Today is a Jewish holiday and it wouldn’t be a holiday in our house without my mother’s noodle kugel, so I’m sharing that recipe with you today.  This comes from a cook book, “The Butcher the Baker the Matzoh Ball Maker, put together by the women in my childhood synagogue in Salinas, CA.  There is not one standard way to make a noodle kugel; they vary from sweet to savory, with or without raisins, some cream based, some butter based.  In my opinion, all are delicious!  Enjoy!

Noodle Kugel

1 (8 oz) pkg. wide egg noodles

6 eggs slightly beaten

1/2cup sugar

1/2 tsp Salt

1/2 tsp vanilla

1/4 tsp cinnamon

1 small (8 oz.) can crushed pineapple, drained

1 pt creamed cottage cheese

1/2 pt. sour cream

1/2 cup butter

1/2 cup seedless golden raisins

1/4 cup corn flakes, crushed

Cook noodles according to package instructions.  Drain and rinse with hot water.  Put into large bowl with the eggs.
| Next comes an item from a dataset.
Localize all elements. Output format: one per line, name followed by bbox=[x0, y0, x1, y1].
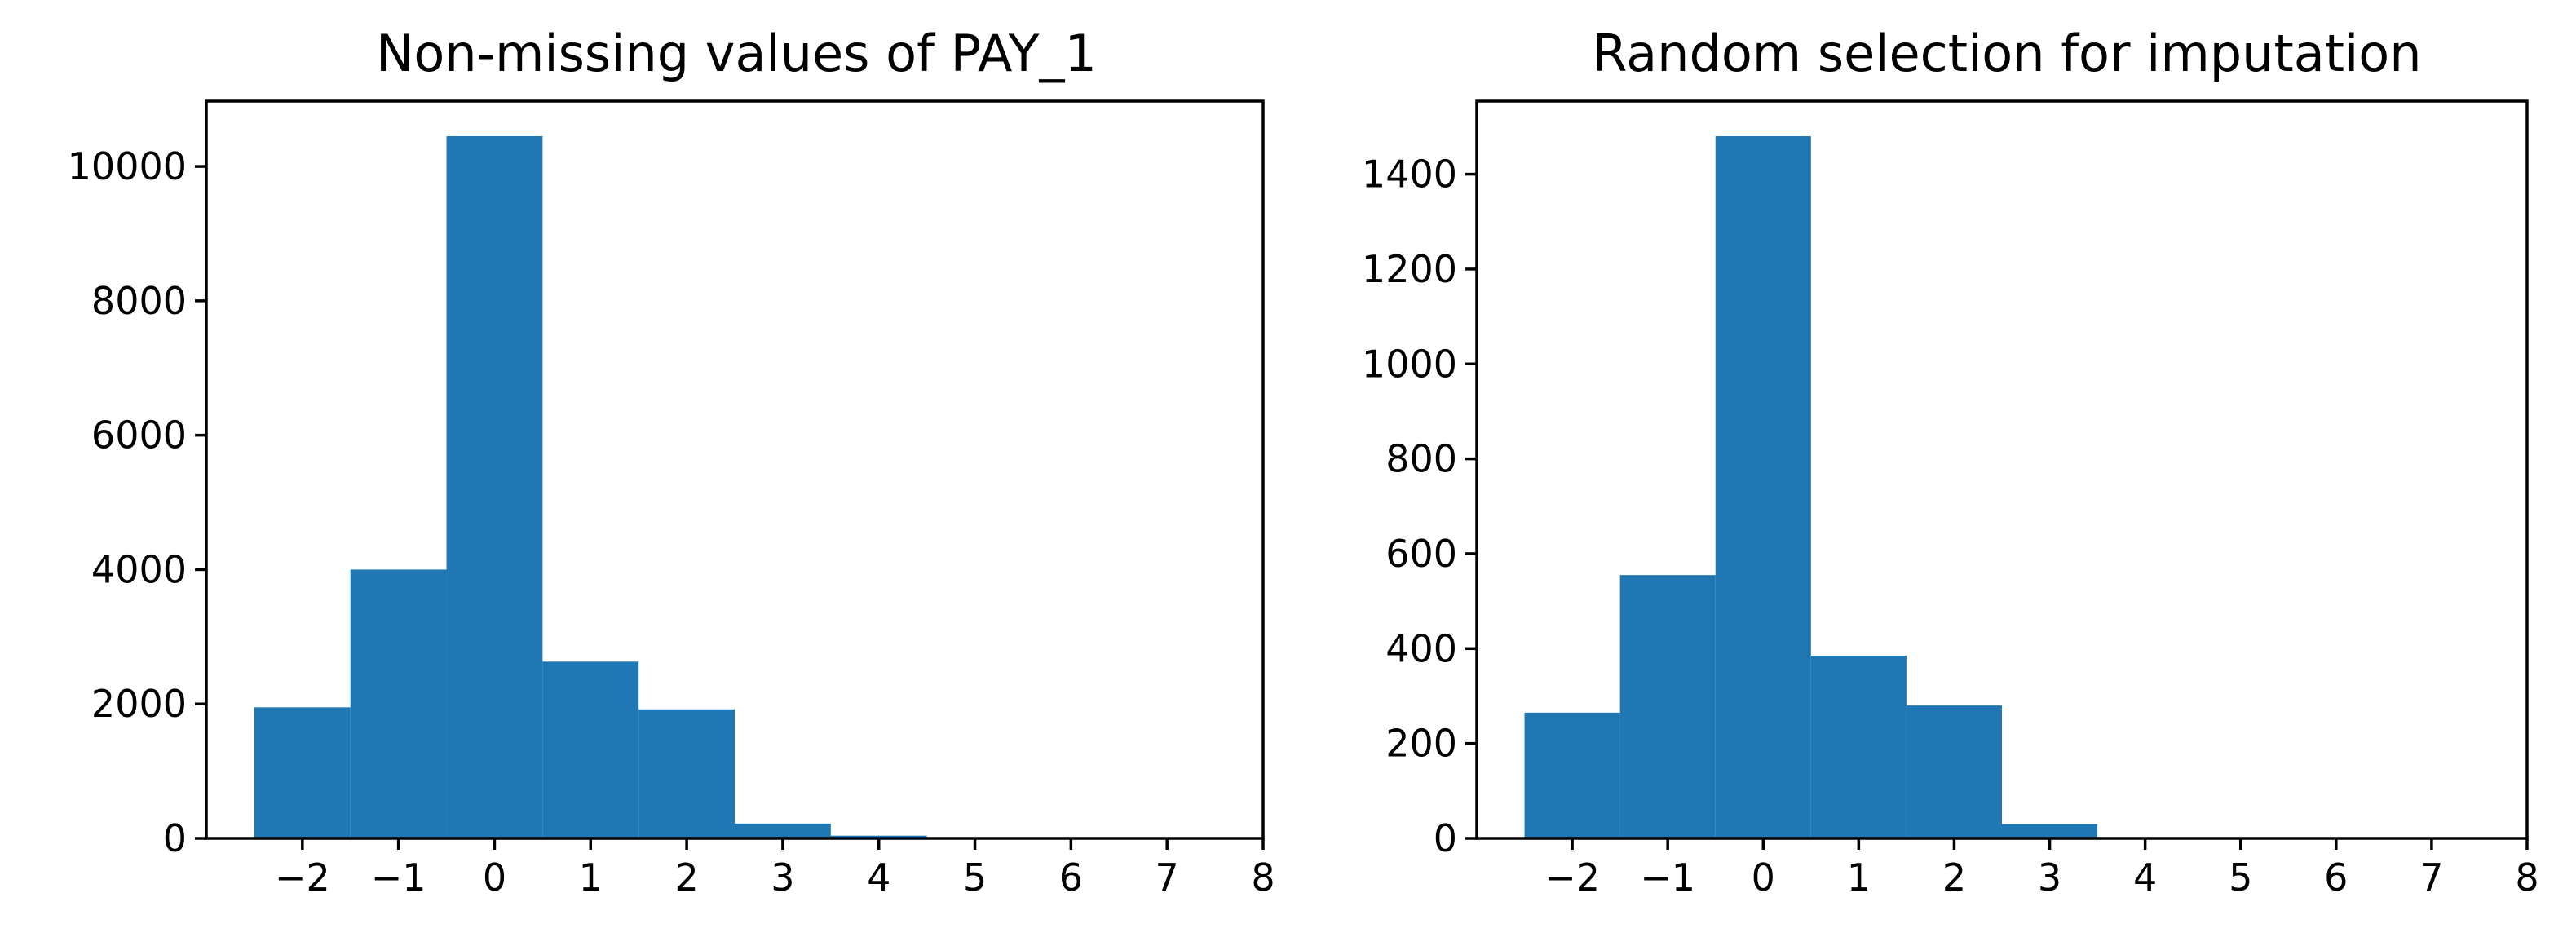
y-axis-ticks: 0 200 400 600 800 1000 1200 1400 bbox=[1362, 153, 1477, 860]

Mix with large fork or sppn.  Melt butter in saucepan.  Add about half of it to noodle and egg mixture.  Add all other ingredients.  Heat oven to 350 degrees.  Put most of the remaining butter (reserve about 2 tablespoons) into a 9x 13 inch Pyrex pan.  Heat pan.  Put your noodle mixture into it.  Sprinkle iwth the slightly crushed corn flakes.  Drizzle the reserved butter over it.  Bake for about 50 minutes at 350 degrees , or until light brown.